The government built a new city airport in 2003. It was named Allama Iqbal International Airport after the national poet-philosopher of Pakistan, Allama Muhammad Iqbal,  and is served by international airlines as well as the national flag carrier, Pakistan International Airlines. The old terminal now operates as the Hajj terminal to facilitate the great influx of pilgrims travelling to Saudi Arabia to perform the Hajj every year. Lahore also has a general aviation airport known as Walton Airport. The second closest commercial airport is in Amritsar, India.

Tourism

Lahore remains a major tourist destination in Pakistan.
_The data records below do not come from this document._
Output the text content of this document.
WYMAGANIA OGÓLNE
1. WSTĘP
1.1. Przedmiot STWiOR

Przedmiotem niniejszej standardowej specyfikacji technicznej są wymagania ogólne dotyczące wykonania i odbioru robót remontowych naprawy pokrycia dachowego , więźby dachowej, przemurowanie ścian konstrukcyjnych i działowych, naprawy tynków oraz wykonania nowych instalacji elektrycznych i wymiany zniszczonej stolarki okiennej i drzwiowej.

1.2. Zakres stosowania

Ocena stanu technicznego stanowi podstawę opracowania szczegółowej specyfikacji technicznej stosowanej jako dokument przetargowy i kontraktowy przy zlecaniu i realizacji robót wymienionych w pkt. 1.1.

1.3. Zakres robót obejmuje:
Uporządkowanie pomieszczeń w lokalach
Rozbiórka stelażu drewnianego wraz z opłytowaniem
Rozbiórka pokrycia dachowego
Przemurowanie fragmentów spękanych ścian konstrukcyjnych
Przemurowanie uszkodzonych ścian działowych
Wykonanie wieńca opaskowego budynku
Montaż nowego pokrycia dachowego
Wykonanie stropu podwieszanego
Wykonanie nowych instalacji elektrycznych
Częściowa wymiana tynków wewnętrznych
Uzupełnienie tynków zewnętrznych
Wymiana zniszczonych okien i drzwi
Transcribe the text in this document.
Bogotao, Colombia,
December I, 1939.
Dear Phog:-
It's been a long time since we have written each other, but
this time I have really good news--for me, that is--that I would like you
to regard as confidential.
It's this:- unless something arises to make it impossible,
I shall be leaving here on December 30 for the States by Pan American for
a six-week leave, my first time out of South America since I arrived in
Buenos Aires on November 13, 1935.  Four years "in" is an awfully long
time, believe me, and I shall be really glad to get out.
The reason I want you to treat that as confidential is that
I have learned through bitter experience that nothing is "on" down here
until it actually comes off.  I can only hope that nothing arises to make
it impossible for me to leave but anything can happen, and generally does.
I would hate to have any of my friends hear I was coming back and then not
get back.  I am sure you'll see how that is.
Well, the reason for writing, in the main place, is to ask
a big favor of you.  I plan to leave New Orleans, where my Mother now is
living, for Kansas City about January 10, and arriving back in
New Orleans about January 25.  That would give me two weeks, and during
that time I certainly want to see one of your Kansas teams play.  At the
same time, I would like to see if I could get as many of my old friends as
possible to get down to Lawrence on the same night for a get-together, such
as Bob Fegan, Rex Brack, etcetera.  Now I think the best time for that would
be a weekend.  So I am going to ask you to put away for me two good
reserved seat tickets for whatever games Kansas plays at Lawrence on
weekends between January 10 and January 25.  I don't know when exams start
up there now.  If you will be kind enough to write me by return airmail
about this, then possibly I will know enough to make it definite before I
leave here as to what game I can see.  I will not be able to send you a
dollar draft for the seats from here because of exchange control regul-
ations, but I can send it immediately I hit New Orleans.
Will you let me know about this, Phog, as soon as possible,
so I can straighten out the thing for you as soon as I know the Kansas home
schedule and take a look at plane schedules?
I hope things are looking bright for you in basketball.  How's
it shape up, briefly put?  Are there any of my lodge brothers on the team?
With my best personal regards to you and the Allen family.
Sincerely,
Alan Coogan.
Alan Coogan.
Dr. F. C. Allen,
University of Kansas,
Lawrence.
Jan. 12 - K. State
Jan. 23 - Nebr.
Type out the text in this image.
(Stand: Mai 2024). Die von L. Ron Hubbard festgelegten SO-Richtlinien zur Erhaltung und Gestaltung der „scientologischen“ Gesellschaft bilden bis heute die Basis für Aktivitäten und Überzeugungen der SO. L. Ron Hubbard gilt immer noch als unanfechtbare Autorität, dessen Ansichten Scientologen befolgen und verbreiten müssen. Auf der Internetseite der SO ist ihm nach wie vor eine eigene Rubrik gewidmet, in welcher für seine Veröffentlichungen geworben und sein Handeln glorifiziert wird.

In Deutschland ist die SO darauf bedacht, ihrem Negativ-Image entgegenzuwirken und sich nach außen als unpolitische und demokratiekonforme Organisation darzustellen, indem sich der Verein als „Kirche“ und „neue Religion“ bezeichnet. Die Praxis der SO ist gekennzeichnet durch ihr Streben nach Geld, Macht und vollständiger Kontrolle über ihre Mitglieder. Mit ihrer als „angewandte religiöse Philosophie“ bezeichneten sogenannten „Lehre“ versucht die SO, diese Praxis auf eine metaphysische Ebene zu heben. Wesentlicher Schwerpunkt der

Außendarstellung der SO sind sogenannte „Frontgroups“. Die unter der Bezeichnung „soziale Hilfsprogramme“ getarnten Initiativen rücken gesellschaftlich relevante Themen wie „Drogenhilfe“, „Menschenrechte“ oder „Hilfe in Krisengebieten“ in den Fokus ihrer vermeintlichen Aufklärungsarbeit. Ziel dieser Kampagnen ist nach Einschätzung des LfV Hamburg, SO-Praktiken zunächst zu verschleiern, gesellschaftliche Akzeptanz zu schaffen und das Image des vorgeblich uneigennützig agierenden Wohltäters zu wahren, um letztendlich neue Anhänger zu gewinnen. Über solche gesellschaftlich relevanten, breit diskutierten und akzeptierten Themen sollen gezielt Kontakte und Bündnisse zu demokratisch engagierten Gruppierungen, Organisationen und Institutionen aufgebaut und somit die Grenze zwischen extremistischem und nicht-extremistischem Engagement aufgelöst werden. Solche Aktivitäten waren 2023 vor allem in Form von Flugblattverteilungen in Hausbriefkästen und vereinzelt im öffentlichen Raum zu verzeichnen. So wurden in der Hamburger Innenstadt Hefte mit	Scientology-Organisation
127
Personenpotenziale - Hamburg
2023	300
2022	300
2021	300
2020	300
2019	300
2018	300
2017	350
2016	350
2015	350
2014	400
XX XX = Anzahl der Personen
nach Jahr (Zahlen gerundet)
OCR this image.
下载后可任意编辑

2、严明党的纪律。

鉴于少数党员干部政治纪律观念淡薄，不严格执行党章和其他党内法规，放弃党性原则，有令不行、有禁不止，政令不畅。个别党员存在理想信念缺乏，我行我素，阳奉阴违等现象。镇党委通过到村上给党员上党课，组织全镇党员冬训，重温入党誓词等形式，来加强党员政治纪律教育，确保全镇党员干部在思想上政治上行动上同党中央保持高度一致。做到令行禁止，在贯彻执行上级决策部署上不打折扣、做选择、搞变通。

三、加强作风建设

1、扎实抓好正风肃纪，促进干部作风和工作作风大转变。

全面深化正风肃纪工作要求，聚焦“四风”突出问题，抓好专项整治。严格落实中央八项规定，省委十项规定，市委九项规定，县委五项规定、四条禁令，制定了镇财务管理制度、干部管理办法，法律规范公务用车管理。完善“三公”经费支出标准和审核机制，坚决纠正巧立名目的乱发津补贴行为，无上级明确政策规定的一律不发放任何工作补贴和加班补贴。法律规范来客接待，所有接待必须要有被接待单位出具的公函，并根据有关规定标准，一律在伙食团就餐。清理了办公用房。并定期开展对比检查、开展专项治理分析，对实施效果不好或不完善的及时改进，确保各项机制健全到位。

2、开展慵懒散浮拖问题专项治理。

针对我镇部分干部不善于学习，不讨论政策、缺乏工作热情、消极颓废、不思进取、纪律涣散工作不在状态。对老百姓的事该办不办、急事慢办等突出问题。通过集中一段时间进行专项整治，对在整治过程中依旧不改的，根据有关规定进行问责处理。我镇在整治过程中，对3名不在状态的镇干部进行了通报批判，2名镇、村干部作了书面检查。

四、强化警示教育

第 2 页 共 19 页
Particularly the Walled City of Lahore which was renovated in 2014 is popular due to presence of UNESCO World Heritage Site’s. Among the most popular sights are the Lahore Fort, located to adjacent to the Walled City, is home to Sheesh Mahal, Alamgiri Gate, Naulakha pavilion, and Moti Masjid. The fort along with the adjoining Shalimar Gardens has been a UNESCO World Heritage Site since 1981. The city is home to several ancient religious sites including prominet Hindu temples, the Krishna Temple and Valmiki MandirSamadhi of Ranjit Singh, also located near the Walled City, houses the funerary urns of the Sikhruler Maharaja Ranjit Singh. The most prominent religious building is the Badshahi Mosque, constructed in 1673, it was the largest mosque in the world upon construction. Another popular sight is the Wazir Khan Mosque which is known for its extensive faience tile work was constructed in 1635.

Weather

Lahore has a semi-arid climate (Köppen climate classification BSh). The hottest month is June, when average highs routinely exceed 40 °C (104.0 °F). The monsoon season starts in late June, and the wettest month is July, with heavy rainfalls and evening thunderstorms with the possibility of cloudbursts. The coolest month is January with dense fog. The city’s record high temperature was 48.3 °C (118.9 °F), recorded on 30 May 1944. 48 °C (118 °F) was recorded on 10 June 2007. At the time the meteorological office recorded this official temperature in the shade, it reported a heat index in direct sunlight of 55 °C (131 °F). The record low is −1 °C (30 °F), recorded on 13 January 1967. The highest rainfall in a 24-hour period is 221 millimetres (8.7 in), recorded on 13 August 2008. On 26 February 2011, Lahore received heavy rain and hail measuring 4.5 mm (0.18 in), which carpeted roads and sidewalks with measurable hail for the first time in the city’s recorded history.